Aline L.  Maman et femme d'agriculteur

Les questions/réactions que cela suscite quand je fais mon « coming-out » de femme d’agri, car ça laisse rarement indifférent. Alors, en vrac!

  • Et tu l’aides un peu ?

On est quand même dans le top des questions posées. Avec le temps j’ai construit une petite réponse automatique « Ah non, je me limite juste à quelques livraisons de sandwichs. Et d’ailleurs il ne m’aide pas non plus quand je suis sur mes dossiers ».

Ben oui, il est là le sujet. Certes c’est un métier hyper prenant, un métier passion, du genre 7 jours sur 7. Mais c’est un métier. Et il se trouve que par hasard ce n’est pas le mien. Et donc, c’est sûrement dommage, mais je ne suis pas hyper compétente dans le domaine. Et il se trouve que par hasard j’en ai un de métier (légèrement prenant aussi d’ailleurs même si théoriquement je ne travaille pas le week-end).

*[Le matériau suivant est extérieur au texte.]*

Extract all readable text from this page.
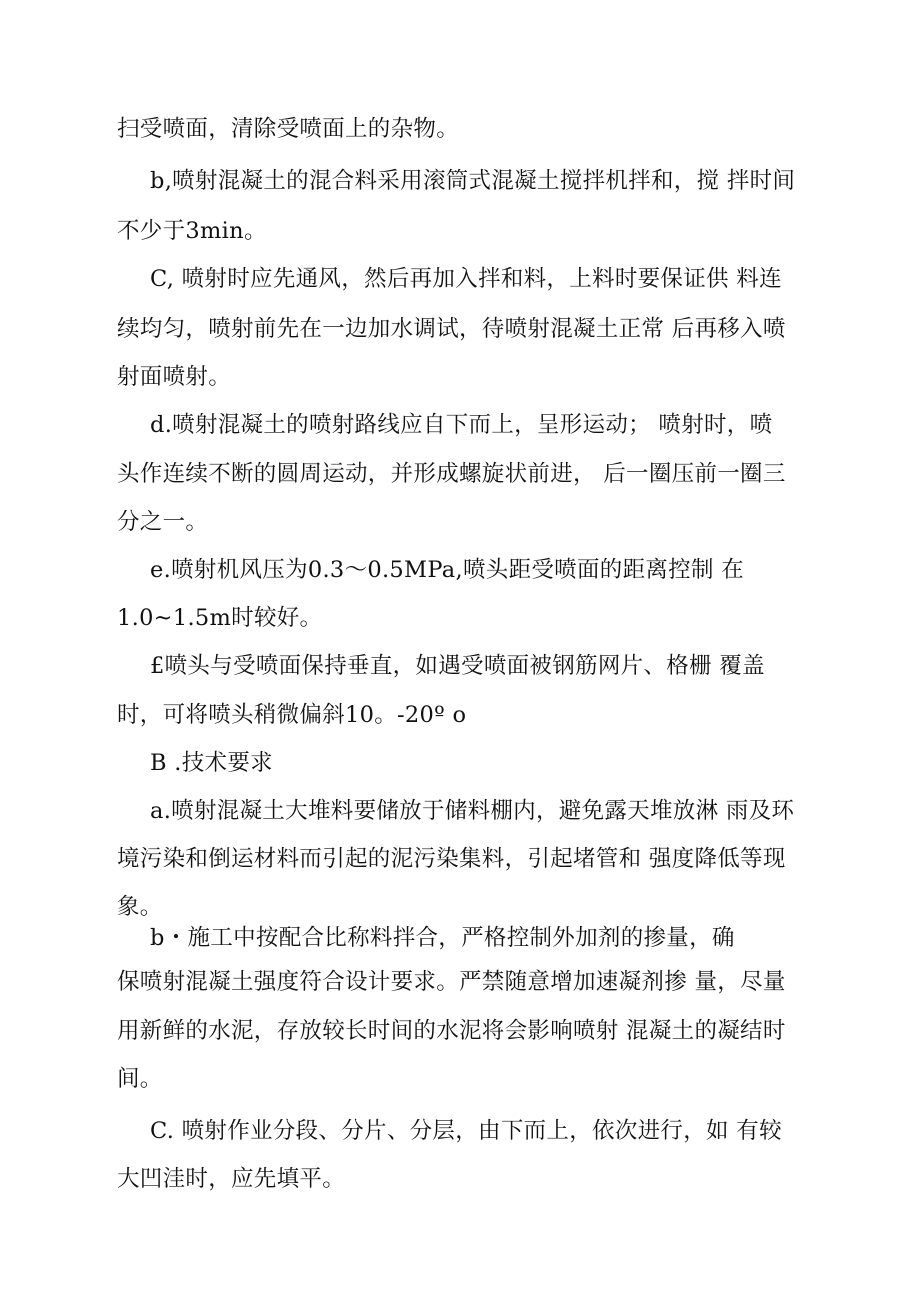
扫受喷面，清除受喷面上的杂物。
b,喷射混凝土的混合料采用滚筒式混凝土搅拌机拌和，搅 拌时间
不少于3min。
C, 喷射时应先通风，然后再加入拌和料，上料时要保证供 料连
续均匀，喷射前先在一边加水调试，待喷射混凝土正常 后再移入喷
射面喷射。
d.喷射混凝土的喷射路线应自下而上，呈形运动； 喷射时，喷
头作连续不断的圆周运动，并形成螺旋状前进， 后一圈压前一圈三
分之一。
e.喷射机风压为0.3～0.5MPa,喷头距受喷面的距离控制 在
1.0~1.5m时较好。
£喷头与受喷面保持垂直，如遇受喷面被钢筋网片、格栅 覆盖
时，可将喷头稍微偏斜10。-20º o
B .技术要求
a.喷射混凝土大堆料要储放于储料棚内，避免露天堆放淋 雨及环
境污染和倒运材料而引起的泥污染集料，引起堵管和 强度降低等现
象。
b・施工中按配合比称料拌合，严格控制外加剂的掺量，确
保喷射混凝土强度符合设计要求。严禁随意增加速凝剂掺 量，尽量
用新鲜的水泥，存放较长时间的水泥将会影响喷射 混凝土的凝结时
间。
C. 喷射作业分段、分片、分层，由下而上，依次进行，如 有较
大凹洼时，应先填平。
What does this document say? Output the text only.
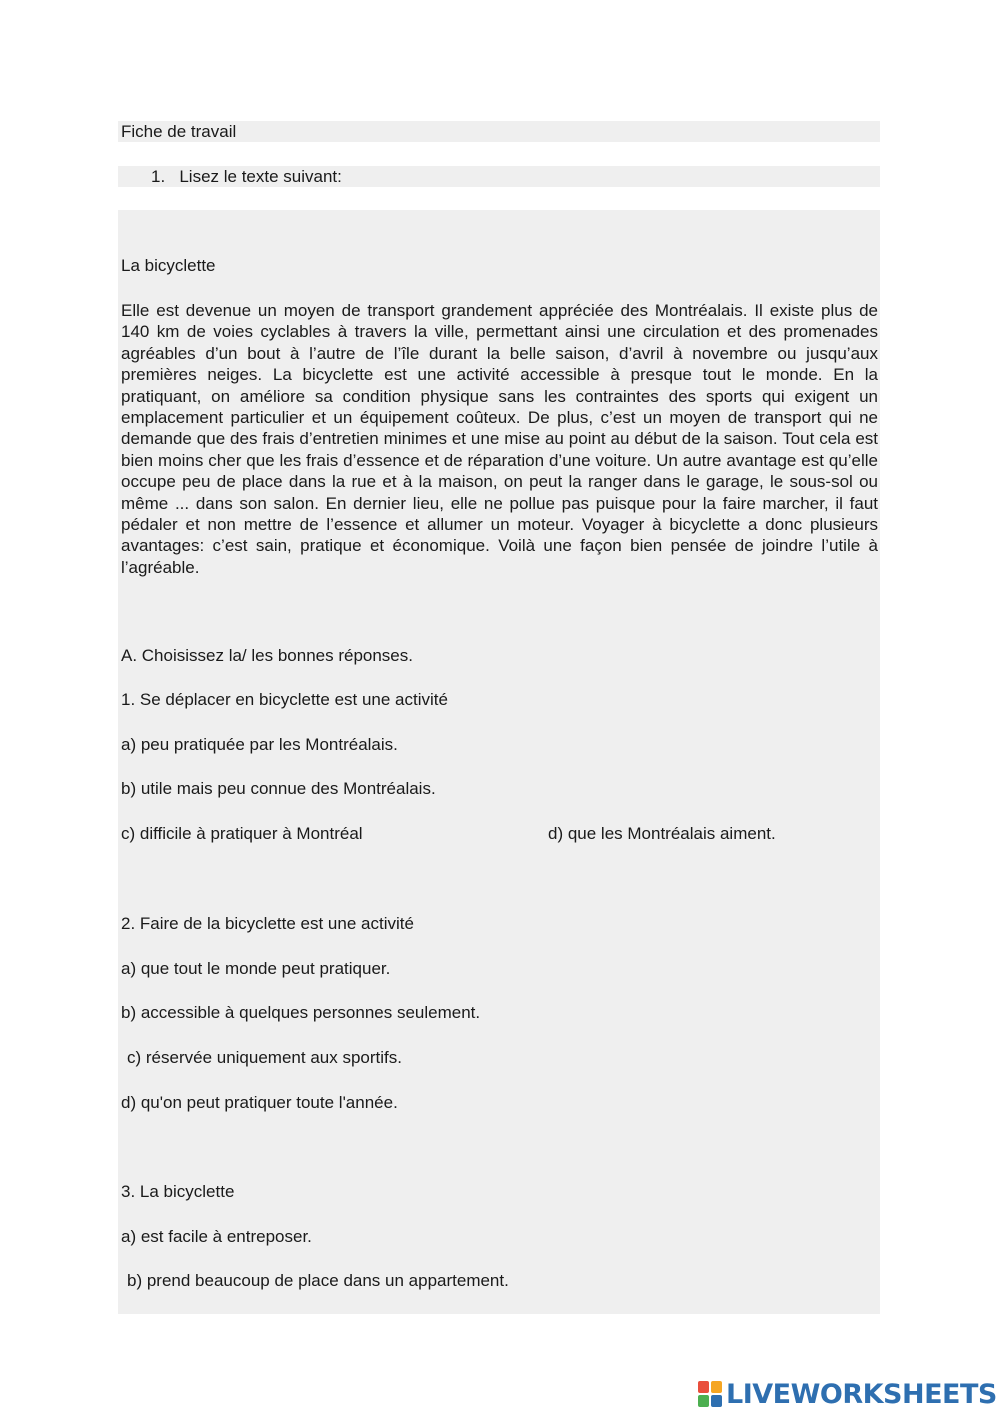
Fiche de travail
1.   Lisez le texte suivant:
La bicyclette

Elle est devenue un moyen de transport grandement appréciée des Montréalais. Il existe plus de 140 km de voies cyclables à travers la ville, permettant ainsi une circulation et des promenades agréables d’un bout à l’autre de l’île durant la belle saison, d’avril à novembre ou jusqu’aux premières neiges. La bicyclette est une activité accessible à presque tout le monde. En la pratiquant, on améliore sa condition physique sans les contraintes des sports qui exigent un emplacement particulier et un équipement coûteux. De plus, c’est un moyen de transport qui ne demande que des frais d’entretien minimes et une mise au point au début de la saison. Tout cela est bien moins cher que les frais d’essence et de réparation d’une voiture. Un autre avantage est qu’elle occupe peu de place dans la rue et à la maison, on peut la ranger dans le garage, le sous-sol ou même ... dans son salon. En dernier lieu, elle ne pollue pas puisque pour la faire marcher, il faut pédaler et non mettre de l’essence et allumer un moteur. Voyager à bicyclette a donc plusieurs avantages: c’est sain, pratique et économique. Voilà une façon bien pensée de joindre l’utile à l’agréable.

A. Choisissez la/ les bonnes réponses.
1. Se déplacer en bicyclette est une activité
a) peu pratiquée par les Montréalais.
b) utile mais peu connue des Montréalais.
c) difficile à pratiquer à Montréal	d) que les Montréalais aiment.
2. Faire de la bicyclette est une activité
a) que tout le monde peut pratiquer.
b) accessible à quelques personnes seulement.
c) réservée uniquement aux sportifs.
d) qu'on peut pratiquer toute l'année.
3. La bicyclette
a) est facile à entreposer.
b) prend beaucoup de place dans un appartement.
LIVEWORKSHEETS
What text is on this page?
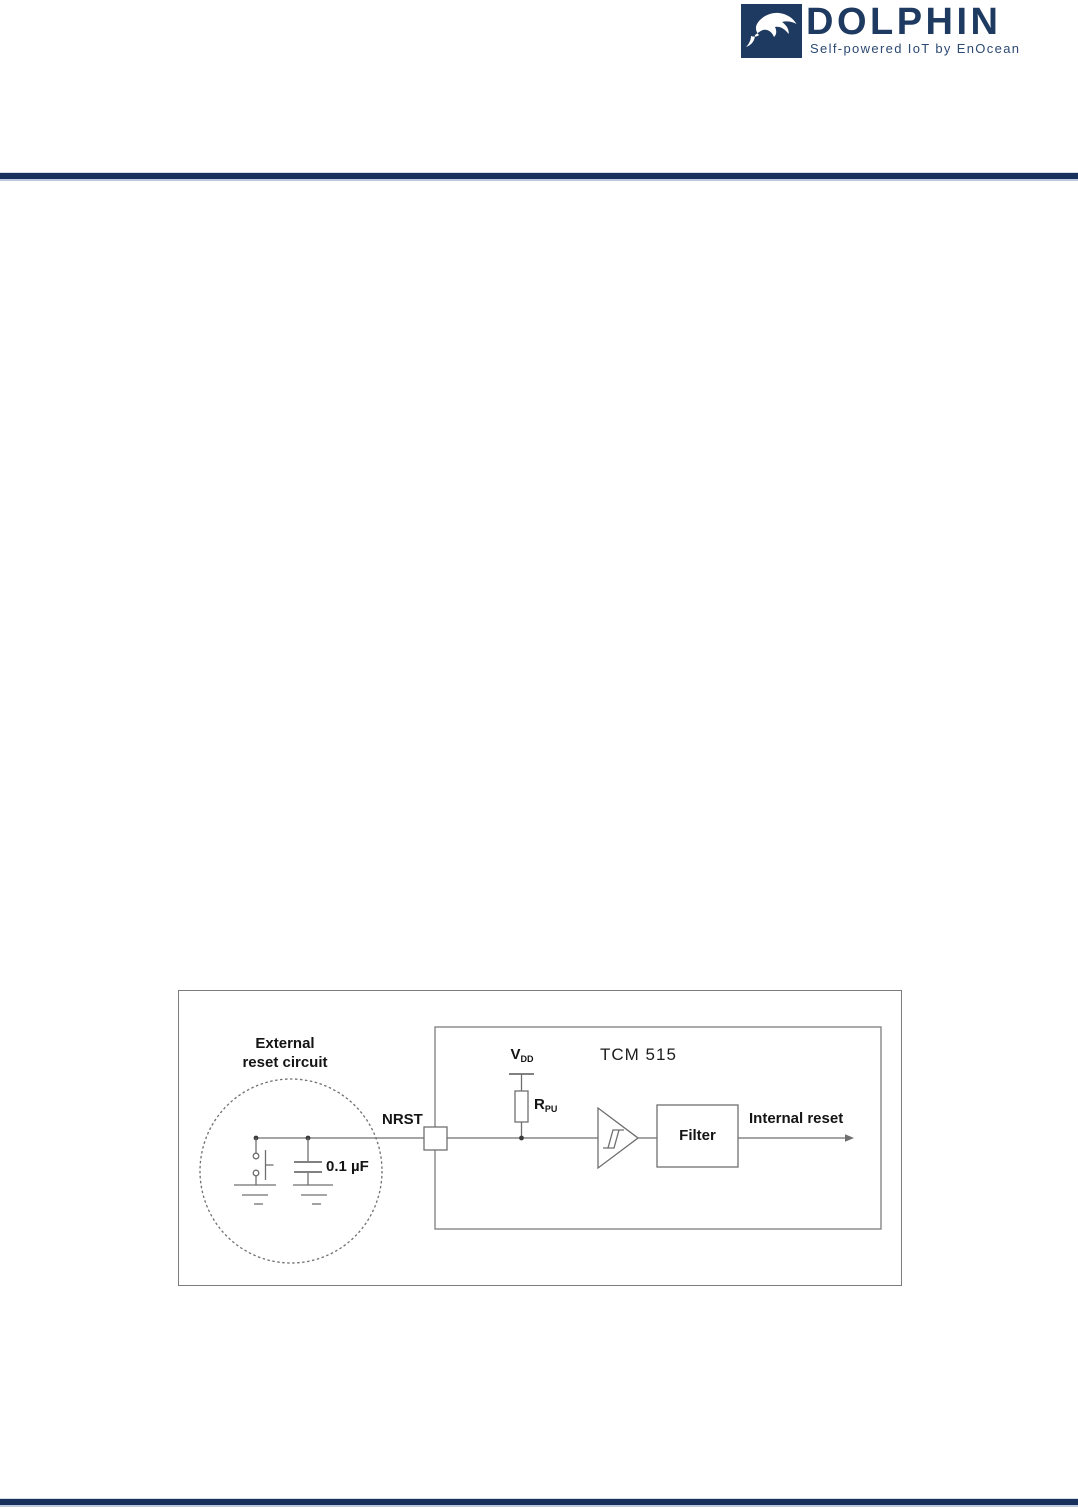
DOLPHIN
Self-powered IoT by EnOcean
External
reset circuit
NRST
$V_{DD}$
$R_{PU}$
TCM 515
0.1 µF
Filter
Internal reset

Question que je peux compléter par le non moins classique « ça doit être facile pour toi tous ses papiers »… celle-ci revient peut-être avec plus de récurrence de par mon métier « administratif », mais j’ai l’impression qui est sous-jacent c’est une représentation bien genrée de la vie à la ferme … l’homme dans les champs, les mains pleine de cambouis … la femme en « back-office », qui fait tourner la maison, mais aussi tout l’administratif de la ferme (avec ses jolies mains propres) … ben oui c’est bien connu l’homme des champs n’y comprend rien lui en informatique et en compta … My god, on est si loin de la réalité chez nous (et heureusement sinon on serait pas rendu #phobieadministrative). Encore une fois, chacun son métier (et l’administratif représente une part importante du travail de la ferme).

  • Il est en bio ?

Là aussi si podium il y avait, on friserait la première marche. La question en soi n’est pas dérangeante, et ça montre un intérêt, mais souvent il n’y a qu’une réponse attendue/acceptable. En sous-entendu c’est une question-espérance « il est en bio j’espère ». Ici aussi j’ai une réponse toute faite, que je garde secrète. Dans la même veine, j’ai parfois le « et vous mangez vos animaux ? »…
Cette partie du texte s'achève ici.